BioMarin will offer support to patients through its BioMarin Patient & Physician Support (BPPS) team. Through BPPS, patients receive live, personalized support by a specialized case manager who will research insurance coverage and alternative benefit options. BPPS will help patients obtain coverage and minimize out-of-pocket expenses and find alternative financial assistance for treatment. To reach a BPPS case manager, please call, toll-free, 1-866-906-61001-866-906-6100 or e-mail email@example.com. For more information about VIMIZIM, please visit www.VIMIZIM.com.

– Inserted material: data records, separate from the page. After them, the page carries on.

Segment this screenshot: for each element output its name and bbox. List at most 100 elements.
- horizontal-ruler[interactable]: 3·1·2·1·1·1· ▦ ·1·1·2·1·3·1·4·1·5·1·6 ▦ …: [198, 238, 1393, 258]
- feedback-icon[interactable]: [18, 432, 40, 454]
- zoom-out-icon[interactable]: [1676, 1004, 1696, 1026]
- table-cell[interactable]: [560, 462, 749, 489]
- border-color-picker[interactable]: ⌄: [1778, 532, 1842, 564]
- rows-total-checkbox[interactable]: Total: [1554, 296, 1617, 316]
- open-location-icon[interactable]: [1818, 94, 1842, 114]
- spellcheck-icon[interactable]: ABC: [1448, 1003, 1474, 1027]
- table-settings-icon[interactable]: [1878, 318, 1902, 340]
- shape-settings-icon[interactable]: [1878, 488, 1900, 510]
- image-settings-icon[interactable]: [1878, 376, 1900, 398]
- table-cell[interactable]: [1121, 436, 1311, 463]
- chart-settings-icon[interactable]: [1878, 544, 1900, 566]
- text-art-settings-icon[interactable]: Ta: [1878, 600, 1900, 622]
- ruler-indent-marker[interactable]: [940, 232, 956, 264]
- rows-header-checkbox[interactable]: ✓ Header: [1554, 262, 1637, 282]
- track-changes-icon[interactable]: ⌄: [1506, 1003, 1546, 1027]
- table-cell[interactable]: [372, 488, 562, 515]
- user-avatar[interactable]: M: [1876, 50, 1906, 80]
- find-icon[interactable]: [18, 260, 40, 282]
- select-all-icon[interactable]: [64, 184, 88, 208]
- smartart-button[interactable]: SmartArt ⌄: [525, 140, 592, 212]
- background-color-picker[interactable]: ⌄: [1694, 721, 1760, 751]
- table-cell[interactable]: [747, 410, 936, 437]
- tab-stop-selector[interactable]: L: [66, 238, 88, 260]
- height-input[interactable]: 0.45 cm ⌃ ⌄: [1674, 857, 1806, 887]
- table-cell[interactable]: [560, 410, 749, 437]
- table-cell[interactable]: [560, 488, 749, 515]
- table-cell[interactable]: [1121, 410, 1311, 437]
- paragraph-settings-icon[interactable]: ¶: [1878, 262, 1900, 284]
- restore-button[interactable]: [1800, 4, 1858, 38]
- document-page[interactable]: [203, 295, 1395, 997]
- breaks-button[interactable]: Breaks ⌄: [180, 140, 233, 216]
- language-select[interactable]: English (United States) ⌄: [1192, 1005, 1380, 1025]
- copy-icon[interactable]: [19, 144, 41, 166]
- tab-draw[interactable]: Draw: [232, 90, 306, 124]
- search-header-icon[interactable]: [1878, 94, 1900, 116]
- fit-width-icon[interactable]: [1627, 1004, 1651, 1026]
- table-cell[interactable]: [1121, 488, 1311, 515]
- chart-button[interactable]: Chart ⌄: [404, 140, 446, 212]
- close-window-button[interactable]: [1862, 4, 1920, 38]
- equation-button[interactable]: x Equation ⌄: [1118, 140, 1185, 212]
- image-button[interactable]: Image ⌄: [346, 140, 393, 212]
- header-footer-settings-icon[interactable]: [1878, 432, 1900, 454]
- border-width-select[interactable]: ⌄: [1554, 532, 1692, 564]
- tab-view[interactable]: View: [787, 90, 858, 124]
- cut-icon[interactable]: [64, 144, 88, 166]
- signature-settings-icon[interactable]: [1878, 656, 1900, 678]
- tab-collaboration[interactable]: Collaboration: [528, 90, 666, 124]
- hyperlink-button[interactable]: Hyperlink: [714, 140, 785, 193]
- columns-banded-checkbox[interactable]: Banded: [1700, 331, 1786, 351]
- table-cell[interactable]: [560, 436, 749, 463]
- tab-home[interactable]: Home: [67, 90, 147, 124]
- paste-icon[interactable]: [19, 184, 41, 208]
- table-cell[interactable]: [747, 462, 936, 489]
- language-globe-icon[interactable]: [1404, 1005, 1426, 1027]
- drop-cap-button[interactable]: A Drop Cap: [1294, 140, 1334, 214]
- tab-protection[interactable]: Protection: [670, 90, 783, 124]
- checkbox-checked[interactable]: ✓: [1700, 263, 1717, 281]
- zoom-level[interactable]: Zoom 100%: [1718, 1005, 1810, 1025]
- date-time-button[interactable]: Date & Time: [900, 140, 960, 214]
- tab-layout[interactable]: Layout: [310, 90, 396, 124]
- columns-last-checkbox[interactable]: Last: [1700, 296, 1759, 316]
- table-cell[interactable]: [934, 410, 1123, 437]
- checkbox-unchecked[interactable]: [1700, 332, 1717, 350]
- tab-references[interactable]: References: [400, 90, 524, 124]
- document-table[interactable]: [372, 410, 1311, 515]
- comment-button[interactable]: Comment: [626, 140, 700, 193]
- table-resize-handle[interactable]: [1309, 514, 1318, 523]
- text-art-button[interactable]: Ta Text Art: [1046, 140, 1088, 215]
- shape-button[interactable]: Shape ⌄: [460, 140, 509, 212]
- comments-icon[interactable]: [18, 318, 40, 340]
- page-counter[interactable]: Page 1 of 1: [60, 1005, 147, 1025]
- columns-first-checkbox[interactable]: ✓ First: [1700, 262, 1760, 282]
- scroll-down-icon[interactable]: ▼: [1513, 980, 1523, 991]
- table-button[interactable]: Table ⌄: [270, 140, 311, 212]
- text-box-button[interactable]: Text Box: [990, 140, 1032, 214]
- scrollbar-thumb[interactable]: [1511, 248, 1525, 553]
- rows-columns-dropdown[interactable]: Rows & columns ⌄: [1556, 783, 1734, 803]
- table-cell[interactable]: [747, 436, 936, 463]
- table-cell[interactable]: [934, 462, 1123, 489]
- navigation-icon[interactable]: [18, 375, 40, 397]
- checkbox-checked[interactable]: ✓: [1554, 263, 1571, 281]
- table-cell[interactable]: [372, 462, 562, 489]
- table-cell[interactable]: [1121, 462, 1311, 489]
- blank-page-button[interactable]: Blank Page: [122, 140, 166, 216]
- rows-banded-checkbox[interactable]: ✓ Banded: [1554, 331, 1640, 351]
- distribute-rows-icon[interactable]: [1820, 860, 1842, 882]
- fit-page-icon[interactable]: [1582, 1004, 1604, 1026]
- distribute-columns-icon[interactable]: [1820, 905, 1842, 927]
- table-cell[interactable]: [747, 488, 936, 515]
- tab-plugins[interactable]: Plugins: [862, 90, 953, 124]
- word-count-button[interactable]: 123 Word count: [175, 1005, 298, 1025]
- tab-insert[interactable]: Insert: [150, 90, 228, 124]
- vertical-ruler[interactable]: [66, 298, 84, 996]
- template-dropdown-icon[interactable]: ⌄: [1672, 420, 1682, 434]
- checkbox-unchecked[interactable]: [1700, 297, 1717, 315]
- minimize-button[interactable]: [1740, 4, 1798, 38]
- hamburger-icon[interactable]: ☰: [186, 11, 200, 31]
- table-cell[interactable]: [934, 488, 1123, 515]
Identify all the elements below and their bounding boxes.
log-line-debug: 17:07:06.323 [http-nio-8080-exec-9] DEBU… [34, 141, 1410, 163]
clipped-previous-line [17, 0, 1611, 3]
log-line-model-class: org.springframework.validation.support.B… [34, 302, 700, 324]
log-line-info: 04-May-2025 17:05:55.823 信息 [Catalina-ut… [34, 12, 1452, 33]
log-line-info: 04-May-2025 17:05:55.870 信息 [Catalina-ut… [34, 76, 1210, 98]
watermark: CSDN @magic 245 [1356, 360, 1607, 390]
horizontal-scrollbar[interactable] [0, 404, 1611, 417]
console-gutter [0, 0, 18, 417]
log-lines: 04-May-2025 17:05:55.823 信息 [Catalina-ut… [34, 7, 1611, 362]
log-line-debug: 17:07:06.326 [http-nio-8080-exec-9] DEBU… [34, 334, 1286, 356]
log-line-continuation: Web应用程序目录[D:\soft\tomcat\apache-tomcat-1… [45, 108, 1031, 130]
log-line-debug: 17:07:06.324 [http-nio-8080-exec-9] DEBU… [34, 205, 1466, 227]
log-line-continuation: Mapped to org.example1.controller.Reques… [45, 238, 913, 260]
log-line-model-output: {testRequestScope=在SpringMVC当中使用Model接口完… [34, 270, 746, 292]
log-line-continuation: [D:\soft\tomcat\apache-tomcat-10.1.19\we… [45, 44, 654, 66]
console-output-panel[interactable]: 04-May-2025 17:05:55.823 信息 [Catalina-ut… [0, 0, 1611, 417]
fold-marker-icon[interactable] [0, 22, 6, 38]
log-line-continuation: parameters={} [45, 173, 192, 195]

Ultragenyx Pharmaceutical Inc., announced December 4, 2013 the dosing of the first patient in a Phase 1/2 study of recombinant human beta-glucuronidase (rhGUS, UX003) for MPS7, in Manchester, UK. MP7 is an ultra-rare autosomal recessive lysosomal storage disorder characterized by a deficiency of the enzyme beta-glucuronidase that results in a severe multi-system disease.
William Sly, MD, Chairman Emeritus of the Department of Biochemistry at Saint Louis University commented, “Patients, families, and researchers have been waiting many years for this advancement in the treatment of MPS7. The initiation of clinical testing of rhGUS is
the culmination of decades of work.”
The Phase 1/2 open-label clinical trial will assess the safety and efficacy of rhGUS in a 12-week primary analysis phase, followed by dose-exploration and long-term extension. Five patients between 5 and 30 years of age inclusive will be enrolled and administered rhGUS every other week via intravenous infusion. Interim data from the Phase 1/2 study is expected in 2014.
“MPS7 is a devastating condition that has been neglected by the drug development community despite 20 years of extensive nonclinical research led by Dr. Sly and his colleagues,” said Emil D. Kakkis, MD, PhD, Chief Executive Officer of Ultragenyx. “The initiation of this Phase 1/2 study is an important milestone for Ultragenyx and for patients with MPS7.
Additional information about the study can be found at:
There currently are no therapy clinical trials for ML II/III.